Following this reaffirming of free speech, comedian Jan Böhmermann decided to show the president what real defamation looked like. Sat before a Turkish flag and portrait of Mr. Erdogan, he proceeded to be fabulously offensive – all with Turkish subtitles included.
He said the president’s “body matter smelled so bad that it was worse than a pig’s fart”, and claimed his, “love is fucking goats / while stomping on minority votes”.
“At night, instead of sleep, he has oral sex with sheep” added another line, and one said, “Erdogan is not just thick, he’s a man with a very small dick’’.

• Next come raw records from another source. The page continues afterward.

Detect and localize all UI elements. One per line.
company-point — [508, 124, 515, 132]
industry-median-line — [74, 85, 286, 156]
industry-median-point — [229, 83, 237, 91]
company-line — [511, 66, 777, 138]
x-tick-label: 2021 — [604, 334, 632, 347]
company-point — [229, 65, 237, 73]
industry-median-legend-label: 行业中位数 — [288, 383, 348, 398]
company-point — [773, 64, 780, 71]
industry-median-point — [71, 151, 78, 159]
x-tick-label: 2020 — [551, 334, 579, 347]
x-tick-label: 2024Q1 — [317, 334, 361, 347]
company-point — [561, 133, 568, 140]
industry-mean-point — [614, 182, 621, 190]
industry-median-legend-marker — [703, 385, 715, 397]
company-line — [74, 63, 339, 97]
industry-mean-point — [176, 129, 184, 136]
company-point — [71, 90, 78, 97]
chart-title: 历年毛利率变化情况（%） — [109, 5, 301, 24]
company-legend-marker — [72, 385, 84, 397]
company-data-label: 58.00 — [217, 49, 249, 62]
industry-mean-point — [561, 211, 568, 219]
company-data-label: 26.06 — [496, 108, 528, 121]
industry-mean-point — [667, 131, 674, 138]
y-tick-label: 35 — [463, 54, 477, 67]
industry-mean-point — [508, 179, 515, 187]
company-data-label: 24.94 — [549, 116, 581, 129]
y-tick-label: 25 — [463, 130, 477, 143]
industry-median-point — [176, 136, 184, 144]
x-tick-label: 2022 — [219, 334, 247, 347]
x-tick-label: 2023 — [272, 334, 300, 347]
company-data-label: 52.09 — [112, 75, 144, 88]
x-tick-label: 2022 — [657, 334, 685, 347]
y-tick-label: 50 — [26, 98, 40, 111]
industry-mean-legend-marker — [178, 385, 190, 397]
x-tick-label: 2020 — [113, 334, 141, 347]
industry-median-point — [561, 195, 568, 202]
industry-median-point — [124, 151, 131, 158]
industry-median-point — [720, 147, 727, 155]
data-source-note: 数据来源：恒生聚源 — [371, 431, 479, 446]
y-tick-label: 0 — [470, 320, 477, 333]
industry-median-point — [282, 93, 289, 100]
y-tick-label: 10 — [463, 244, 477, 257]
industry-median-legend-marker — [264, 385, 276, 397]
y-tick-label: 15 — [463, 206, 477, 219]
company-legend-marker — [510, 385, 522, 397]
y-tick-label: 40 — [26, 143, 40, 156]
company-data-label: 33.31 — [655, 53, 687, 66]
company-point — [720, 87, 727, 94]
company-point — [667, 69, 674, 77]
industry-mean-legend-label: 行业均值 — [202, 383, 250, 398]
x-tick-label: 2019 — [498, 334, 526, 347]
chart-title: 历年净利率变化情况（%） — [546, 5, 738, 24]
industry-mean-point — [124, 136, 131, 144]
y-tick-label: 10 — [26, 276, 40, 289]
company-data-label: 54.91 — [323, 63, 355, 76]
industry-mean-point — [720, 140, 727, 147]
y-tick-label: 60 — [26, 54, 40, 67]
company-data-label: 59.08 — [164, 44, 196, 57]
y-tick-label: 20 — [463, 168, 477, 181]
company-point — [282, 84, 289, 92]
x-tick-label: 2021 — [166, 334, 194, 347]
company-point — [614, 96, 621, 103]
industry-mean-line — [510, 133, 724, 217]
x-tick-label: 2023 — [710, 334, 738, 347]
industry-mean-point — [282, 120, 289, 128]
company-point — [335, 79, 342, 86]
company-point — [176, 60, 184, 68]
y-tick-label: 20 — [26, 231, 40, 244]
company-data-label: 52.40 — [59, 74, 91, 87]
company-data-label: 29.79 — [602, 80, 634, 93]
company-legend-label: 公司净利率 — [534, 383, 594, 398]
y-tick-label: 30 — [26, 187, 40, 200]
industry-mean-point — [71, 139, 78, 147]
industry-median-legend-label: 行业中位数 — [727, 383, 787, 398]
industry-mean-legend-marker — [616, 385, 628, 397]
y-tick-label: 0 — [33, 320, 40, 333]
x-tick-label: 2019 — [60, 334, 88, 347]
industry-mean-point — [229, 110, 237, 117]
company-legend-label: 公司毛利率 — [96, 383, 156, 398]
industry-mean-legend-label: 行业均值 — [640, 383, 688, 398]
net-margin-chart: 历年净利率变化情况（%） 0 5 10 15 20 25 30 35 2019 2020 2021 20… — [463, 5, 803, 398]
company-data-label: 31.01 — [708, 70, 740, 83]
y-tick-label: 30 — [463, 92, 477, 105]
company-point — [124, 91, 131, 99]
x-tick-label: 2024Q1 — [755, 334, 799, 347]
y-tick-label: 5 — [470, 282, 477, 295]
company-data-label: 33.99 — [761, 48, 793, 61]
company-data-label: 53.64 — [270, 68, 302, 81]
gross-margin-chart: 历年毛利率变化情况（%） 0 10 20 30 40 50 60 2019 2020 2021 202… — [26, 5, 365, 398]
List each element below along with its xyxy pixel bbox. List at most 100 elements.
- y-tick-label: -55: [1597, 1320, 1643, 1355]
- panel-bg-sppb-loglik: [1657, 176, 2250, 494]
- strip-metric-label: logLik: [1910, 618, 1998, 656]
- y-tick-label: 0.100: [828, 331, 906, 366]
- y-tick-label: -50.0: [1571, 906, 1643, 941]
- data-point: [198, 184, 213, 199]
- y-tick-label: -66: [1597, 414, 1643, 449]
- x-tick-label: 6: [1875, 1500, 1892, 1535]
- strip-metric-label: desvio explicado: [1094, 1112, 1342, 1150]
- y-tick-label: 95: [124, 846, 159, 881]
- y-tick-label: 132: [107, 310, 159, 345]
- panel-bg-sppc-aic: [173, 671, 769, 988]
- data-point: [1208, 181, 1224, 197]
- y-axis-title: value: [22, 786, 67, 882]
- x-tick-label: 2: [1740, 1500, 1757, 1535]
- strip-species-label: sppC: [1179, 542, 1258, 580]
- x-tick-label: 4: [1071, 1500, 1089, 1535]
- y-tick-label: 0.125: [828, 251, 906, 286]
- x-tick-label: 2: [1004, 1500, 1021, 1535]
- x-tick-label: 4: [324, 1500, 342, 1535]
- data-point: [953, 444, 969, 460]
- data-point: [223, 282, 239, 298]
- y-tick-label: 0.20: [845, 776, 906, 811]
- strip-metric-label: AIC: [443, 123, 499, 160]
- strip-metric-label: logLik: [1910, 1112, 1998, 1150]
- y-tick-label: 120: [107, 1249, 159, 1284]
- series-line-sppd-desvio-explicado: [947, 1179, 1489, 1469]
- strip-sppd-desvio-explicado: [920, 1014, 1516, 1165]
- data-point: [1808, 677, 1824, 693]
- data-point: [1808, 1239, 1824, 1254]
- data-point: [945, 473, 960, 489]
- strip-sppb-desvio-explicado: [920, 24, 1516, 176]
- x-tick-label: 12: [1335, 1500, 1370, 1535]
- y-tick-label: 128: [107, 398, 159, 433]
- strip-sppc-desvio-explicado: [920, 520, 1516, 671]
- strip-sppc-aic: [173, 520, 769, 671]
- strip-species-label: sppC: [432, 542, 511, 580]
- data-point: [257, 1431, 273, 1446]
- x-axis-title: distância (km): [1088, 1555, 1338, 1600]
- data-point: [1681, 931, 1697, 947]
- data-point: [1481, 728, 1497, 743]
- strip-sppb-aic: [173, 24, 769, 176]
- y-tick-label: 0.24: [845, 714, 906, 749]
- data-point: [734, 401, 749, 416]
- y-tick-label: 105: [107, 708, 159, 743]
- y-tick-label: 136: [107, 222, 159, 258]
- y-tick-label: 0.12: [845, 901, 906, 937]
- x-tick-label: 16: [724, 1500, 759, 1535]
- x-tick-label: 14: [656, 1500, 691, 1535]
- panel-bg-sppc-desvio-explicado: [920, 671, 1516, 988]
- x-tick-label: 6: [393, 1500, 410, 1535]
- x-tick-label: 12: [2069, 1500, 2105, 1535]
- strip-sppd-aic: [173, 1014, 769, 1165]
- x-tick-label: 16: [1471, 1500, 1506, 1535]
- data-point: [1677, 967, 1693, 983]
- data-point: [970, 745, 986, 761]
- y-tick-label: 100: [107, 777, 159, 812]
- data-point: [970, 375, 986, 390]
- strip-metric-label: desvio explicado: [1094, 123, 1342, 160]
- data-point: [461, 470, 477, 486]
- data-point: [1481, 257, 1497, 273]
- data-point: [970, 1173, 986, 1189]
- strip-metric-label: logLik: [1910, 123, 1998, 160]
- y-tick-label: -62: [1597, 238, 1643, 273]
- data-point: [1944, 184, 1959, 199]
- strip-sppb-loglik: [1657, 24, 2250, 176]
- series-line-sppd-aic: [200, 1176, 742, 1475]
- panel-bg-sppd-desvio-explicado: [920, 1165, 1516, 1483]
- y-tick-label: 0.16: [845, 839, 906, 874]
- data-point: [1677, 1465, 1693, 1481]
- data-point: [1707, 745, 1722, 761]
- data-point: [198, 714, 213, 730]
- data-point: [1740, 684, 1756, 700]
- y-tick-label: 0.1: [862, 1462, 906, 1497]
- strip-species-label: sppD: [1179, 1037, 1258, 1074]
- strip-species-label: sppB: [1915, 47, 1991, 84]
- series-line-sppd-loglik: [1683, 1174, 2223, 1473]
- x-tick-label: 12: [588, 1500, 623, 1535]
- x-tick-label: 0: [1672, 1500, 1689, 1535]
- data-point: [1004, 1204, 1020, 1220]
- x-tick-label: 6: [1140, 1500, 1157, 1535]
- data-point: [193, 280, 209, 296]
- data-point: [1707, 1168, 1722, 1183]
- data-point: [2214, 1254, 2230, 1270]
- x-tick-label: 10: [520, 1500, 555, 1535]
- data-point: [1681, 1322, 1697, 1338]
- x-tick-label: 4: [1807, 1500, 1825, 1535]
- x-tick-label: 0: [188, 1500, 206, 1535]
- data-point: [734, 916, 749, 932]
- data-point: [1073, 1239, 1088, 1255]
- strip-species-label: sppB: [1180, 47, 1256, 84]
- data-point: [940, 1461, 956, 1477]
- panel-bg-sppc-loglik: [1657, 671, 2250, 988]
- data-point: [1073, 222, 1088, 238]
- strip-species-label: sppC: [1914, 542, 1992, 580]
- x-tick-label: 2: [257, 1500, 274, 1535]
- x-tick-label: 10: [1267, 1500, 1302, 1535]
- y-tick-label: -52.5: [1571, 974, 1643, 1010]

His choice of the word “slander” indicates Mr. Böhmermann was well aware what he was doing was illegal, and after the video was removed, he said on Facebook that he and ZDF had, “impressively shown where the boundaries of satire lie in Germany. Finally!”
According to paragraph 103 of the German criminal code: “Whosoever insults a foreign head of state or an accredited diplomat in Germany… shall be liable to imprisonment of up to three years or a fine. A slanderous [calumnious] insult could be punished with up to five years”.
The last time the rarely evoked law caused any controversy was when it was used in defence of another easily offended Muslim tyrants – the Iranian Shah, who felt “insulted” by a student protest in 1967.